Nous vivons une colonisation du temps humain par l’économique qui est un temps dans lequel il n’y a rien. C’est un temps vide qui n’a pas d’histoires, qui n’a pas de mémoire et qui est seulement occupée par la circulation la plus rapide d’informations ou de capitaux. L’information a remplacé la connaissance. Tout doit circuler vite témoigne Geneviève Adam, professeur d’économie.

La situation est critique nous dit Boris Cyrulnik qui souligne et met en garde contre ce manque de relations humaines et d’interactions sociales dans la petite enfance mais aussi dans notre vie personnelle et professionnelle quotidienne. La communication est remplacée par des posts et autres tweets qui nous désengagent de cette lecture directe de l’autre et affecte notre degré d’empathie.

L’empathie et le cheval, quel point commun avec nous?

Le cheval ne reçoit jamais d’emails ! … Par contre il lit fort bien le langage non-verbal et c’est une vraie compétence chez lui.
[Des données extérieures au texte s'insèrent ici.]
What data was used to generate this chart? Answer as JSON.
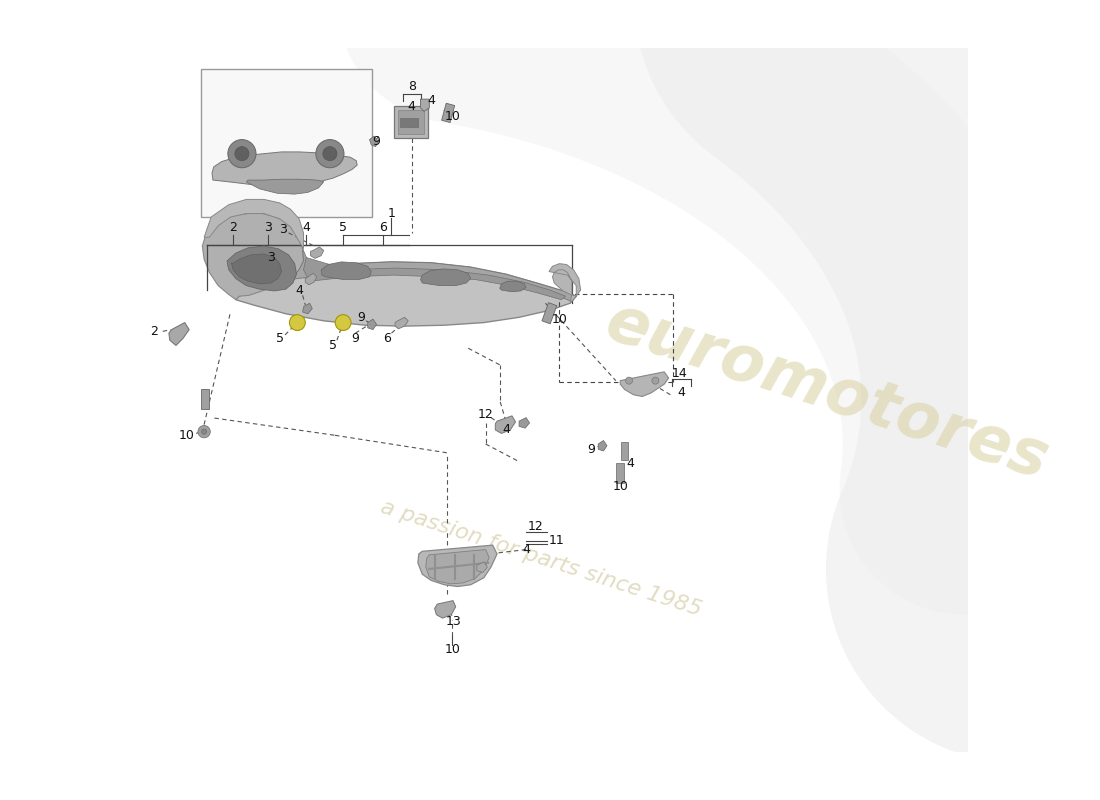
{
  "bg_color": "#ffffff",
  "watermark_color1": "#d8d0a0",
  "watermark_color2": "#c8c090",
  "watermark_alpha": 0.55,
  "line_color": "#444444",
  "label_color": "#111111",
  "part_color_light": "#c0c0c0",
  "part_color_mid": "#a8a8a8",
  "part_color_dark": "#888888",
  "part_color_darker": "#707070",
  "yellow_part": "#d4c840",
  "swoosh_color": "#e0e0e0",
  "figsize": [
    11.0,
    8.0
  ],
  "dpi": 100
}
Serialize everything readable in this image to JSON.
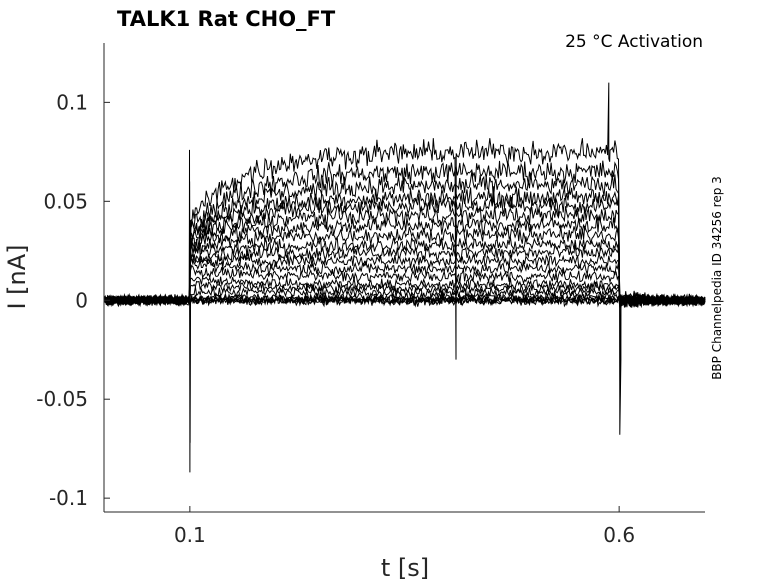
{
  "chart_data": {
    "type": "line",
    "title": "TALK1  Rat  CHO_FT",
    "annotation": "25 °C  Activation",
    "side_label": "BBP Channelpedia ID 34256 rep 3",
    "xlabel": "t [s]",
    "ylabel": "I [nA]",
    "xlim": [
      0.0,
      0.7
    ],
    "ylim": [
      -0.107,
      0.13
    ],
    "x_ticks": [
      0.1,
      0.6
    ],
    "x_tick_labels": [
      "0.1",
      "0.6"
    ],
    "y_ticks": [
      -0.1,
      -0.05,
      0,
      0.05,
      0.1
    ],
    "y_tick_labels": [
      "-0.1",
      "-0.05",
      "0",
      "0.05",
      "0.1"
    ],
    "grid": false,
    "line_color": "#000000",
    "stimulus": {
      "on": 0.1,
      "off": 0.6
    },
    "trace_count": 21,
    "steady_state_levels": [
      0.0,
      0.0,
      0.0,
      0.0,
      0.002,
      0.004,
      0.006,
      0.008,
      0.012,
      0.016,
      0.02,
      0.024,
      0.028,
      0.033,
      0.038,
      0.043,
      0.048,
      0.052,
      0.058,
      0.065,
      0.075
    ],
    "onset_levels_at_0.1s": [
      0.0,
      0.0,
      0.0,
      0.0,
      0.0,
      0.004,
      0.008,
      0.011,
      0.015,
      0.018,
      0.02,
      0.022,
      0.024,
      0.026,
      0.028,
      0.029,
      0.031,
      0.033,
      0.035,
      0.037,
      0.04
    ],
    "transients": {
      "onset_spike_max": 0.076,
      "onset_spike_min": -0.087,
      "offset_spike_max": 0.11,
      "offset_spike_min": -0.068,
      "mid_dip_time": 0.41,
      "mid_dip_min": -0.03
    }
  }
}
En effet le système empathique et les neurones miroirs existe aussi chez les animaux : primates, mammifères supérieurs divers, certains oiseaux et rongeurs est à ce jour reconnu… La seule présence du cheval ranime des circuits relationnels de moins en moins sollicités.

Il nous aide à mieux comprendre, écouter et agir sur ce qui nous anime. Il comprend la cohérence, la consistance, l’intention et la notion de désir de l’autre. Il comprend bien les notions de stress et nos détresses de « civilisés ». Il reçoit le message et il y répond avec la plus grande subtilité …

Libre de répondre ?

Le cheval est plus particulièrement efficace quand il est libre de répondre. En effet s’il est contraint avec force corde et licol il exécutera un ordre… un moyen très sûre d’obtenir une réponse certes, mais qui n’apprend pas grand-chose à une société qui vit dans le contrôle!

Avec un cheval libre on retrouve réellement des réactions viscérales affectives. J’en veux pour preuve ces hommes et ces femmes du monde de l’entreprise qui brusquement embrassent, caressent ou s’agenouillent devant les chevaux.

Le cheval nous permet de nous reconnecter à ce savoir ancestral de ce que nos émotions ne peuvent pas être feintes. Et en particulier le haut du visage car les muscles qui le composent ne sont pas maîtrisables.. La présence d’un cheval rassure puisqu’elle autorise tout d’une fois à être dans une vraie communication où l’énergie circule librement. Elle nous permet de comprendre à quel point notre façon de vivre et de travailler est devenue une vraie embrouille à l’empathie.